Not much spat, little tantalising the batsman, there were no grenades wrapped in candy floss. Little fizz, any turn was slow turn. Despite a five for in the first innings of an Ashes Test, it seems that Swann’s a bit under his own high standards. That seems strange to say of a bowler with 18 wickets in two and a bit Tests, at 24.77, but with general Australian ineptitude against spin and some fairly helpful surfaces, he could have more, or cheaper wickets.
On the other hand, Nathan Lyon bowled 26 probing overs, searching with subtlety, spin and bounce, yet came away with no wickets. He kept the batsmen honest mostly, bar a brief assault from Pietersen which kept him mostly out of the attack until Pietersen was out.
Lyon, whilst lacking the wickets that Swann picked up – for now at least – bowled with considerably more zip than his opposite number, and it showed in his economy rate. Lyon attacked the England batsmen and was unlucky not to get a single wicket, whilst Swann was forced too quickly on to the back foot and by bowling defensively left easy runs on the plate.
On the first day of this second Test Swann had some success, taking the wicket of Khawaja with a perfect off-break. Granted, the ball passed by the bat and shouldn’t have been given caught behind, but that doesn’t diminish the quality of the ball.
After his fifth over, Swann’s figures read 5-1-12-2 as he trapped Chris Rogers leg-before, and although his figures slipped a bit through the rest of the day, he came back on the second morning with the wicket of Steven Smith, caught off a skier then a nicely turning ball to ensnare Warner.
At that point, his figures read 27.4-2-89-4, perfectly reasonable for a first innings effort, but after that point he bowled 15.2-0-70-1, leaking runs to anyone and everyone, to finish with 43-2-159-5, somewhat Krejza-like figures, lots of wickets, but lots of runs (although not as many wickets or as quite a bad economy rate as his ridiculous Test debut)
The fact that he only bowled two maidens in the whole innings perfectly illustrates how he had difficulty tying the Australian batsmen down. He also seemed to revert to the round-the-wicket angle to the right handers too often, as did Lyon.
That angle may be an attacking one on a raging bunsen, but on a first day pitch in England, few bowlers are going to turn it miles off the centre of the pitch, and for a defensive option it was surprisingly easy to hit. The cardinal sin of spin bowling is going for runs whilst bowling defensively.
Ashley Mallett, in a fine piece for ESPNCricinfo just before the Test wrote that “The good spinners take risks. They are prepared to give a bit to get a bit.” Swann seemed to give a bit, but with little threat of taking a bit at times. At other times he preferred to give nothing, and mostly got nothing, between his two double wicket bursts he bowled twenty overs with little threat of a breakthrough.

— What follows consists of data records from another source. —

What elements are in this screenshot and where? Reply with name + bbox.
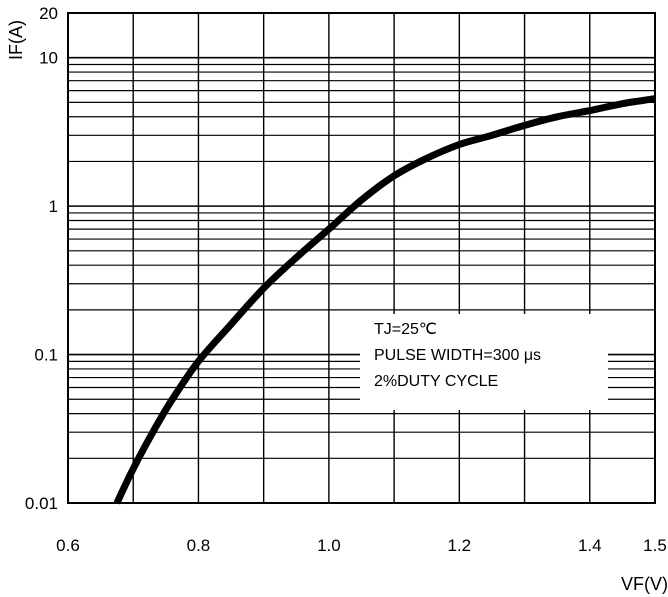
x-tick-labels: 0.6 0.8 1.0 1.2 1.4 1.5 <box>56 536 667 555</box>
y-tick-label: 1 <box>49 197 58 216</box>
x-tick-label: 1.4 <box>578 536 602 555</box>
plot-frame <box>67 12 656 504</box>
forward-current-curve <box>113 95 656 505</box>
annotation-duty-cycle: 2%DUTY CYCLE <box>374 373 498 390</box>
y-tick-label: 10 <box>39 49 58 68</box>
annotation-background <box>360 314 608 410</box>
x-tick-label: 1.5 <box>643 536 667 555</box>
y-tick-label: 0.01 <box>25 494 58 513</box>
y-axis-title: IF(A) <box>6 20 26 60</box>
x-tick-label: 1.0 <box>317 536 341 555</box>
y-tick-label: 20 <box>39 4 58 23</box>
vertical-gridlines <box>132 13 591 503</box>
annotation-temperature: TJ=25℃ <box>374 321 437 338</box>
x-tick-label: 0.6 <box>56 536 80 555</box>
x-axis-title: VF(V) <box>621 574 668 594</box>
annotation-pulse-width: PULSE WIDTH=300 μs <box>374 347 541 364</box>
horizontal-gridlines <box>68 56 655 459</box>
y-tick-labels: 0.01 0.1 1 10 20 <box>25 4 58 513</box>
curves <box>113 95 656 505</box>
x-tick-label: 1.2 <box>448 536 472 555</box>
y-tick-label: 0.1 <box>34 346 58 365</box>
x-tick-label: 0.8 <box>187 536 211 555</box>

During the mammoth – by recent standards – partnership between Clarke and Smith, Swann looked fatigued, and struggled in the field, twice gingerly fielding balls in the mid-wicket region, not looking his characteristic bubbly self.
It seems churlish to complain about a five-for, but take out a couple of cheap wickets from awful slogs by Smith and Siddle, and the Khawaja travesty and Swann got hammered for 2-159.
This may be a simplistic analysis, but also the fact that when the two were bowling in tandem, even Root induced more false shots from the slogging tailenders seems to indicate he was making the batsmen work more than Swann.
Swann will get better of course, and if he continues taking wickets at the same rate he may end up in with a shot at man of the series. Like Shane Warne he has that little bit of nerve that means he occasionally gets wickets that he doesn’t deserve. If he starts working batsmen over again, and getting the ones he deserves too, there aren’t many more irresistible bowlers in the world.
Nathan Lyon however, looks like an unlucky man. If he was to bowl the perfect off-break, it seems more likely to give away four byes than rip out the off-stump. That’s the difference between the two men. Batsmen say they play the ball not the man, but that’s not the whole truth. Shane Warne made batsmen play his reputation, Swann does the same thing to a lesser extent. Nathan Lyon doesn’t have that reputation.